At the same time, the APPR will take into account airlines’ operating realities. If a flight delay is caused by a safety issue, the airline won’t owe passengers compensation, though it will still need to provide things like food and drink. If a tarmac delay hits the 3‑hour mark when departure is imminent – say, during de-icing – the airline will be permitted a short extension before it has to disembark passengers. And the flight delay/cancellation compensation and re-booking obligations for the small airlines that transport about one in ten travellers, including northern and ultra-low-cost carriers, will be less stringent than those of larger airlines.

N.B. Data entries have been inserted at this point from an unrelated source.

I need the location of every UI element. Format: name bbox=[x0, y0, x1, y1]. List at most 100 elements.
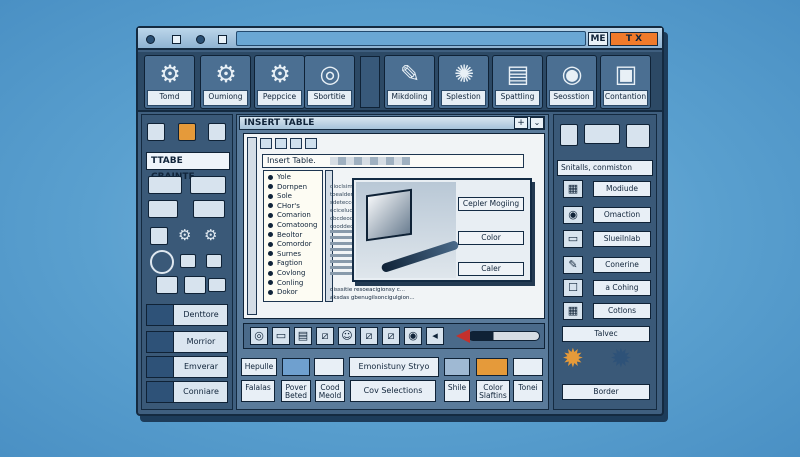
bottom-button[interactable]: Hepulle bbox=[241, 358, 277, 376]
link-icon[interactable] bbox=[513, 358, 543, 376]
folder-icon[interactable] bbox=[180, 254, 196, 268]
list-item[interactable]: Comarion bbox=[268, 211, 311, 219]
monitor-icon[interactable] bbox=[156, 276, 178, 294]
sidebar-item-0[interactable]: Denttore bbox=[146, 304, 228, 326]
display-icon[interactable] bbox=[626, 124, 650, 148]
bottom-row2-button-4[interactable]: Shile bbox=[444, 380, 470, 402]
printer-icon[interactable] bbox=[584, 124, 620, 144]
folder-icon[interactable] bbox=[206, 254, 222, 268]
window-square-icon[interactable] bbox=[218, 35, 227, 44]
sidebar-item-2[interactable]: Emverar bbox=[146, 356, 228, 378]
monitor-icon[interactable] bbox=[184, 276, 206, 294]
list-item[interactable]: Fagtion bbox=[268, 259, 303, 267]
window-icon[interactable] bbox=[190, 176, 226, 194]
server-icon[interactable] bbox=[560, 124, 578, 146]
right-panel-icon[interactable]: ✎ bbox=[563, 256, 583, 274]
list-item[interactable]: CHor's bbox=[268, 202, 300, 210]
bottom-row2-button-3[interactable]: Cov Selections bbox=[350, 380, 436, 402]
right-panel-button-3[interactable]: Conerine bbox=[593, 257, 651, 273]
right-panel-button-1[interactable]: Omaction bbox=[593, 207, 651, 223]
table-icon[interactable] bbox=[290, 138, 302, 149]
toolbar-button-2[interactable]: ⚙ Peppcice bbox=[254, 55, 305, 109]
gear-icon[interactable]: ⚙ bbox=[178, 226, 191, 244]
window-dot-icon[interactable] bbox=[146, 35, 155, 44]
toolbar-label: Spattling bbox=[495, 90, 540, 106]
monitor-icon[interactable] bbox=[208, 123, 226, 141]
arrow-up-icon[interactable] bbox=[260, 138, 272, 149]
right-panel-icon[interactable]: ▦ bbox=[563, 302, 583, 320]
arrow-up-icon[interactable] bbox=[275, 138, 287, 149]
chevron-down-icon[interactable]: ⌄ bbox=[530, 117, 544, 129]
shape-icon[interactable] bbox=[476, 358, 508, 376]
list-item[interactable]: Yole bbox=[268, 173, 291, 181]
bottom-row2-button-6[interactable]: Tonei bbox=[513, 380, 543, 402]
window-icon[interactable] bbox=[148, 176, 182, 194]
toolbar-button-5[interactable]: ✺ Splestion bbox=[438, 55, 489, 109]
toolbar-button-3[interactable]: ◎ Sbortitie bbox=[304, 55, 355, 109]
toolbar-button-1[interactable]: ⚙ Oumiong bbox=[200, 55, 251, 109]
dialog-scrollbar[interactable] bbox=[247, 137, 257, 315]
media-control-icon[interactable]: ◂ bbox=[426, 327, 444, 345]
minimize-button[interactable]: ME bbox=[588, 32, 608, 46]
window-square-icon[interactable] bbox=[172, 35, 181, 44]
add-icon[interactable]: + bbox=[514, 117, 528, 129]
gear-icon[interactable]: ⚙ bbox=[204, 226, 217, 244]
window-dot-icon[interactable] bbox=[196, 35, 205, 44]
list-item[interactable]: Comordor bbox=[268, 240, 312, 248]
right-panel-icon[interactable]: ☐ bbox=[563, 279, 583, 297]
chart-icon[interactable] bbox=[150, 227, 168, 245]
pencil-icon[interactable] bbox=[444, 358, 470, 376]
right-panel-icon[interactable]: ▭ bbox=[563, 230, 583, 248]
toolbar-button-6[interactable]: ▤ Spattling bbox=[492, 55, 543, 109]
toolbar-button-8[interactable]: ▣ Contantion bbox=[600, 55, 651, 109]
right-panel-button-4[interactable]: a Cohing bbox=[593, 280, 651, 296]
image-icon[interactable] bbox=[178, 123, 196, 141]
bottom-row2-button-2[interactable]: Cood Meold bbox=[315, 380, 345, 402]
sidebar-item-1[interactable]: Morrior bbox=[146, 331, 228, 353]
list-item[interactable]: Dokor bbox=[268, 288, 298, 296]
toolbar-button-7[interactable]: ◉ Seosstion bbox=[546, 55, 597, 109]
right-panel-icon[interactable]: ▦ bbox=[563, 180, 583, 198]
progress-slider[interactable] bbox=[468, 331, 540, 341]
list-item[interactable]: Covlong bbox=[268, 269, 305, 277]
list-item[interactable]: Comatoong bbox=[268, 221, 317, 229]
list-item[interactable]: Sole bbox=[268, 192, 292, 200]
toolbar-label: Tomd bbox=[147, 90, 192, 106]
grid-icon[interactable] bbox=[305, 138, 317, 149]
search-icon[interactable] bbox=[150, 250, 174, 274]
media-control-icon[interactable]: ◉ bbox=[404, 327, 422, 345]
image-icon[interactable] bbox=[282, 358, 310, 376]
panel-icon[interactable] bbox=[148, 200, 178, 218]
media-control-icon[interactable]: ⧄ bbox=[360, 327, 378, 345]
right-panel-icon[interactable]: ◉ bbox=[563, 206, 583, 224]
list-item[interactable]: Beoltor bbox=[268, 231, 302, 239]
bottom-row2-button-5[interactable]: Color Slaftins bbox=[476, 380, 510, 402]
bottom-row2-button-1[interactable]: Pover Beted bbox=[281, 380, 311, 402]
bottom-row2-button-0[interactable]: Falalas bbox=[241, 380, 275, 402]
list-item[interactable]: Conling bbox=[268, 279, 303, 287]
popup-option-2[interactable]: Color bbox=[458, 231, 524, 245]
popup-option-1[interactable]: Cepler Mogiing bbox=[458, 197, 524, 211]
style-button[interactable]: Emonistuny Stryo bbox=[349, 357, 439, 377]
media-control-icon[interactable]: ⧄ bbox=[316, 327, 334, 345]
window-icon[interactable] bbox=[208, 278, 226, 292]
media-control-icon[interactable]: ☺ bbox=[338, 327, 356, 345]
right-panel-button-2[interactable]: Slueilnlab bbox=[593, 231, 651, 247]
media-control-icon[interactable]: ▭ bbox=[272, 327, 290, 345]
toolbar-button-0[interactable]: ⚙ Tomd bbox=[144, 55, 195, 109]
media-control-icon[interactable]: ▤ bbox=[294, 327, 312, 345]
list-item[interactable]: Surnes bbox=[268, 250, 301, 258]
popup-option-3[interactable]: Caler bbox=[458, 262, 524, 276]
panel-icon[interactable] bbox=[193, 200, 225, 218]
toolbar-button-4[interactable]: ✎ Mikdoling bbox=[384, 55, 435, 109]
border-button[interactable]: Border bbox=[562, 384, 650, 400]
media-control-icon[interactable]: ⧄ bbox=[382, 327, 400, 345]
right-panel-button-0[interactable]: Modiude bbox=[593, 181, 651, 197]
sidebar-item-3[interactable]: Conniare bbox=[146, 381, 228, 403]
close-button[interactable]: T X bbox=[610, 32, 658, 46]
media-control-icon[interactable]: ◎ bbox=[250, 327, 268, 345]
list-icon[interactable] bbox=[147, 123, 165, 141]
list-item[interactable]: Dornpen bbox=[268, 183, 307, 191]
right-panel-button-5[interactable]: Cotlons bbox=[593, 303, 651, 319]
folder-icon[interactable] bbox=[314, 358, 344, 376]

In addition, a package released alongside the APPR – the updated Air Transportation Regulations – will encourage innovation and reduce administrative burdens for airlines by simplifying and streamlining the oversight of practices such as code sharing and aircraft leasing.
Finally, new Accessible Transportation for Persons with Disabilities Regulations (ATPDR), which were pre-published in Canada Gazette I in March, will help ensure that Canadians with disabilities have equal access to air (as well as federally regulated rail, ferry, and intercity bus) travel. Integrating and updating two existing regulations and six non-binding codes of practice – and covering everything from wheelchair assistance in airports to space for service dogs on planes to mandatory training for personnel – the ATPDR will, for the first time, ensure that the fundamental human rights of travellers with disabilities are protected by a single, robust, and enforceable set of rules.

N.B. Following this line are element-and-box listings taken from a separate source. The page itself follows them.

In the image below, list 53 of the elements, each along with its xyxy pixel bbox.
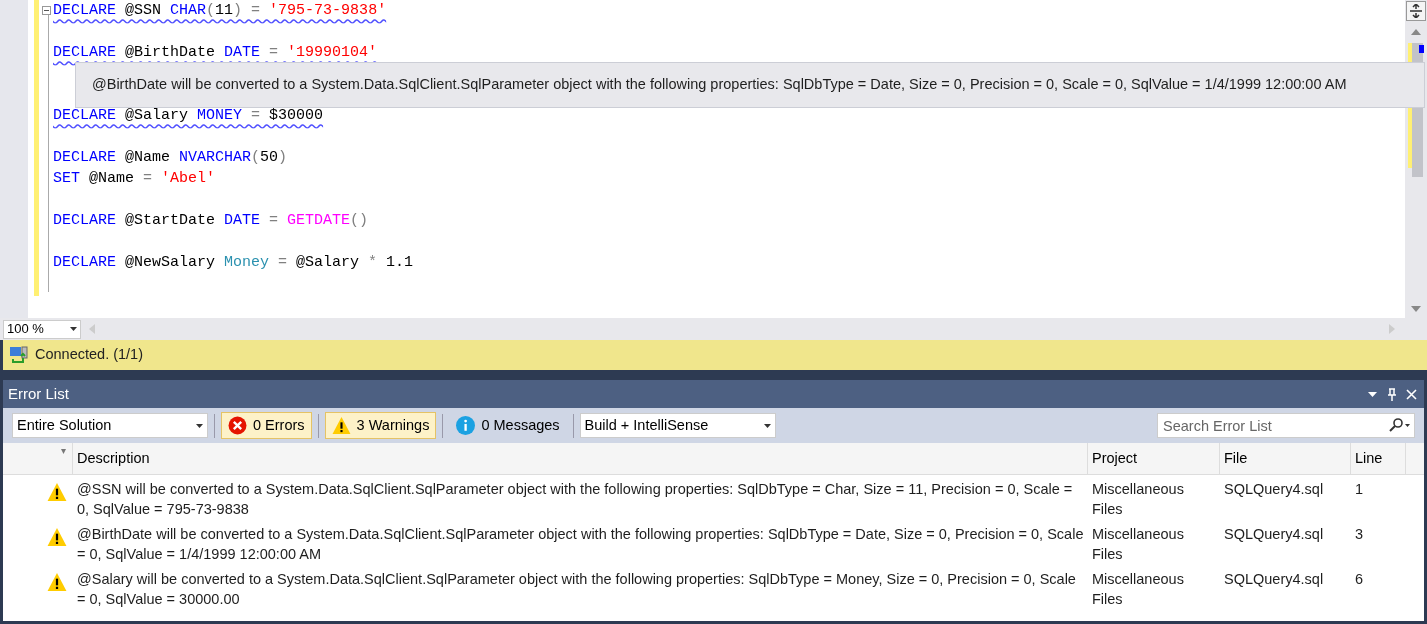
- search-field[interactable]: Search Error List: [1157, 413, 1415, 438]
- warning-marker: [1419, 45, 1424, 53]
- code-line: DECLARE @SSN CHAR(11) = '795-73-9838': [53, 2, 387, 19]
- table-cell-text: SQLQuery4.sql: [1223, 480, 1325, 499]
- scroll-up-icon[interactable]: [1411, 29, 1421, 35]
- scope-dropdown[interactable]: Entire Solution: [12, 413, 208, 438]
- code-line: SET @Name = 'Abel': [53, 170, 216, 187]
- close-icon[interactable]: [1406, 388, 1417, 400]
- column-header[interactable]: File: [1220, 443, 1351, 474]
- table-cell-text: @Salary will be converted to a System.Data.SqlClient.SqlParameter object with the following properties: SqlDbType = Money, Size = 0, Precision = 0, Scale = 0, SqlValue = 30000.00: [76, 570, 1077, 609]
- panel-title: Error List: [8, 383, 69, 404]
- filter-toggle[interactable]: 0 Messages: [449, 412, 567, 439]
- column-header[interactable]: Line: [1351, 443, 1406, 474]
- code-line: DECLARE @NewSalary Money = @Salary * 1.1: [53, 254, 414, 271]
- tooltip: @BirthDate will be converted to a System.Data.SqlClient.SqlParameter object with the following properties: SqlDbType = Date, Size = 0, Precision = 0, Scale = 0, SqlValue = 1/4/1999 12:00:00 AM: [75, 62, 1425, 108]
- table-cell-text: SQLQuery4.sql: [1223, 570, 1325, 589]
- collapse-icon[interactable]: [41, 6, 51, 15]
- sort-icon[interactable]: [61, 449, 66, 454]
- info-icon: [456, 416, 476, 435]
- table-cell-text: Miscellaneous Files: [1091, 525, 1185, 564]
- caret-icon: [70, 327, 77, 331]
- code-line: DECLARE @Salary MONEY = $30000: [53, 107, 324, 124]
- warning-icon: [47, 527, 67, 547]
- table-cell-text: @BirthDate will be converted to a System.Data.SqlClient.SqlParameter object with the following properties: SqlDbType = Date, Size = 0, Precision = 0, Scale = 0, SqlValue = 1/4/1999 12:00:00 AM: [76, 525, 1085, 564]
- pin-icon[interactable]: [1387, 387, 1397, 401]
- table-cell-text: @SSN will be converted to a System.Data.SqlClient.SqlParameter object with the following properties: SqlDbType = Char, Size = 11, Precision = 0, Scale = 0, SqlValue = 795-73-9838: [76, 480, 1074, 519]
- caret-icon: [763, 423, 771, 428]
- table-cell-text: Miscellaneous Files: [1091, 570, 1185, 609]
- filter-toggle[interactable]: 3 Warnings: [324, 412, 437, 439]
- code-line: DECLARE @BirthDate DATE = '19990104': [53, 44, 378, 61]
- search-icon[interactable]: [1387, 418, 1411, 432]
- zoom-dropdown[interactable]: 100 %: [3, 319, 81, 339]
- code-line: DECLARE @StartDate DATE = GETDATE(): [53, 212, 369, 229]
- filter-toggle[interactable]: 0 Errors: [221, 412, 312, 439]
- table-cell-text: 1: [1354, 480, 1365, 499]
- status-text: Connected. (1/1): [35, 345, 143, 365]
- split-icon[interactable]: [1406, 1, 1426, 21]
- table-cell-text: SQLQuery4.sql: [1223, 525, 1325, 544]
- error-icon: [228, 416, 247, 435]
- connected-computer-icon: [9, 346, 29, 364]
- warning-icon: [47, 572, 67, 592]
- warning-icon: [331, 416, 351, 435]
- scroll-down-icon[interactable]: [1411, 306, 1421, 312]
- table-cell-text: 6: [1354, 570, 1365, 589]
- dropdown-icon[interactable]: [1368, 391, 1377, 397]
- caret-icon: [196, 423, 203, 428]
- code-line: DECLARE @Name NVARCHAR(50): [53, 149, 288, 166]
- source-dropdown[interactable]: Build + IntelliSense: [579, 413, 776, 438]
- table-cell-text: 3: [1354, 525, 1365, 544]
- column-header[interactable]: Description: [73, 443, 1088, 474]
- table-cell-text: Miscellaneous Files: [1091, 480, 1185, 519]
- warning-icon: [47, 482, 67, 502]
- column-header[interactable]: Project: [1088, 443, 1220, 474]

Taken together, these new and revised regulations will strike a fair balance and give all parties the benefit of clear, consistent, and common sense standards. The CTA is aiming to have final versions of all three regulations published in Canada Gazette II by the summer. Once that’s done, we’ll publish plain language guidance material to help industry and travellers understand what the regulations mean for them, implement a proactive education and compliance assurance program, and offer impartial and efficient dispute resolution services to deal with passenger concerns that can’t be resolved directly with airlines.
The modernization of the economic and accessibility-related regulations governing Canada’s aviation sector is on the cusp of completion. For all Canadians who use air travel to see family, visit new places, conduct business, go to school, and seek medical treatment, that’s very good news.